Literature And The Arts
Like most African countries, South Sudan also has a long-lived tradition of storytelling. The Azande people of the country are specifically famous for their storytelling tradition. The oral literature of the country comprises numerous folktales and legends, heroic epics, war stories, fairy tales, ritualistic chants, and more. The art of telling poetry of the Dinka people living in the country is highly praised. Written literature in the country has a relatively short history. The written literary works are also limited in number. Most published works focus on the war and hardships of the people and the social issues prevailing in the nation.
The South Sudanese are also experts in a wide variety of crafts. They produce excellent handicrafts like pottery, baskets woven with papyrus seeds, and stone and wood carvings.
South Sudan has a rich heritage of folk music that reflects the ethnic diversity of the nation’s population. The music is also heavily influenced by the music of neighboring nations. Besides folk, reggae, jazz, zouk, and Afro-beat are also quite popular. Modern South Sudanese songs are written in English, Arabi, Kiswahili or Juba. Both Islamic and Christian beliefs have influenced the performance arts in Sudan.
Several modern and traditional games like mock battles, wrestling, football, and basketball, etc., are popular in South Sudan. The traditional games often mark the celebration of special occasions like the harvests. They were viewed by a large number of people who played drums and danced in support of their favorite team. Today, the government of the country is making attempts to promote association football. Football training centers have been established in various parts of the country to coach the youth in the game. The South Sudanese have excelled in some international sport like basketball. Luol Deng, a native of South Sudan, is a star of the US National Basketball Association.

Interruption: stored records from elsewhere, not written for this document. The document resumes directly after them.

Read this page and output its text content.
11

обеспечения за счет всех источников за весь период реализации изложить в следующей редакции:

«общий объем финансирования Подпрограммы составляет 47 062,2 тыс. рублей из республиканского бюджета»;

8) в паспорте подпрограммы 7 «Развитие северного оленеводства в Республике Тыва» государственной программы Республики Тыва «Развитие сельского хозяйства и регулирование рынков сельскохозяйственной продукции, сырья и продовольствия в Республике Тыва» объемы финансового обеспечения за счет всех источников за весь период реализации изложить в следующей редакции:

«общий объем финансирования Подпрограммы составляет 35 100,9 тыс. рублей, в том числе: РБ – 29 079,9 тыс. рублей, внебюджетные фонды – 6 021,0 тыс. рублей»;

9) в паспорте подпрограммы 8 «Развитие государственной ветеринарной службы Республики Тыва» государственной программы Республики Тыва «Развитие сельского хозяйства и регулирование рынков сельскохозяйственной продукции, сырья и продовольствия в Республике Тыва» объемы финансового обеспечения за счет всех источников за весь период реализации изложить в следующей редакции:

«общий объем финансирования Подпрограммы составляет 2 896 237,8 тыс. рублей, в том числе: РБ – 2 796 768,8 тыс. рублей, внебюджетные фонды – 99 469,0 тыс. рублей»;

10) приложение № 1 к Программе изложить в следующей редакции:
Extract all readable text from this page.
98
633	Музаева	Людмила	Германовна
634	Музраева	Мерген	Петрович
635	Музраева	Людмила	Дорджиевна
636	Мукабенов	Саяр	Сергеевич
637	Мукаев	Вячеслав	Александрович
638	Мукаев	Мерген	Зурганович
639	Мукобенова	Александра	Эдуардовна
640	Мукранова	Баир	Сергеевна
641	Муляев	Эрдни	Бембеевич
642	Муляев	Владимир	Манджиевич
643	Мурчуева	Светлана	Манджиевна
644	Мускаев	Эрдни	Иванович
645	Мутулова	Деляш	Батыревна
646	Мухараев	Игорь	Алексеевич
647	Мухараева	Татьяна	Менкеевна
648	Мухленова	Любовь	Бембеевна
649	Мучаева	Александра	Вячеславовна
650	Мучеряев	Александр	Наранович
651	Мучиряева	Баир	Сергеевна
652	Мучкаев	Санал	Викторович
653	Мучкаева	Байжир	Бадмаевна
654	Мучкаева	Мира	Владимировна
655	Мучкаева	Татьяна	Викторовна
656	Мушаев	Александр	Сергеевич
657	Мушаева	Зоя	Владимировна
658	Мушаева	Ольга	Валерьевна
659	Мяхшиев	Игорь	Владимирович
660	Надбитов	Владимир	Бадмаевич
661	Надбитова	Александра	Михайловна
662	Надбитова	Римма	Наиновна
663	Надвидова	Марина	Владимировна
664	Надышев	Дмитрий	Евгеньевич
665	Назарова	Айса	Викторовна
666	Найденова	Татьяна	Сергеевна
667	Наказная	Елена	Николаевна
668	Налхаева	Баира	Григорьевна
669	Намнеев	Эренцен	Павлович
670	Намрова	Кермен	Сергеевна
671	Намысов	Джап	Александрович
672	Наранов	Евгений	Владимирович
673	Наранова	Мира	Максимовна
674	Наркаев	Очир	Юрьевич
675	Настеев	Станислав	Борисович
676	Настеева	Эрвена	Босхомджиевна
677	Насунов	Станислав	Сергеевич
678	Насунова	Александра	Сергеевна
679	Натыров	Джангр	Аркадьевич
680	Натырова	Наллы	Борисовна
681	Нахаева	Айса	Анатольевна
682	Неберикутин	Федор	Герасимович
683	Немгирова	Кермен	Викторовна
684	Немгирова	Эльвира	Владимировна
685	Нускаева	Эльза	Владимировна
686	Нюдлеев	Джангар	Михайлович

Life In South Sudanese Society
Most South Sudanese value kinship. They put great emphasis on knowing one’s tribal origin, traditions, and customs. Oral literary tradition helps keep alive the culture of the people, especially among the non-literate groups. The different stages of the life-cycle of an individual including birth, puberty, and marriage are accompanied with ritual and ceremonial observances. Ritual adornments in the form of tattooing or facial scarring are common. The South Sudanese society is mostly patriarchal in nature. Polygyny is not uncommon. Although the number of divorces is now increasing, broken marriages were considered shameful in the past. In the urban areas, the South Sudanese prefer to wear Western-style clothing. Traditional dresses vary among the ethnic groups but are usually light fitting and made of light material.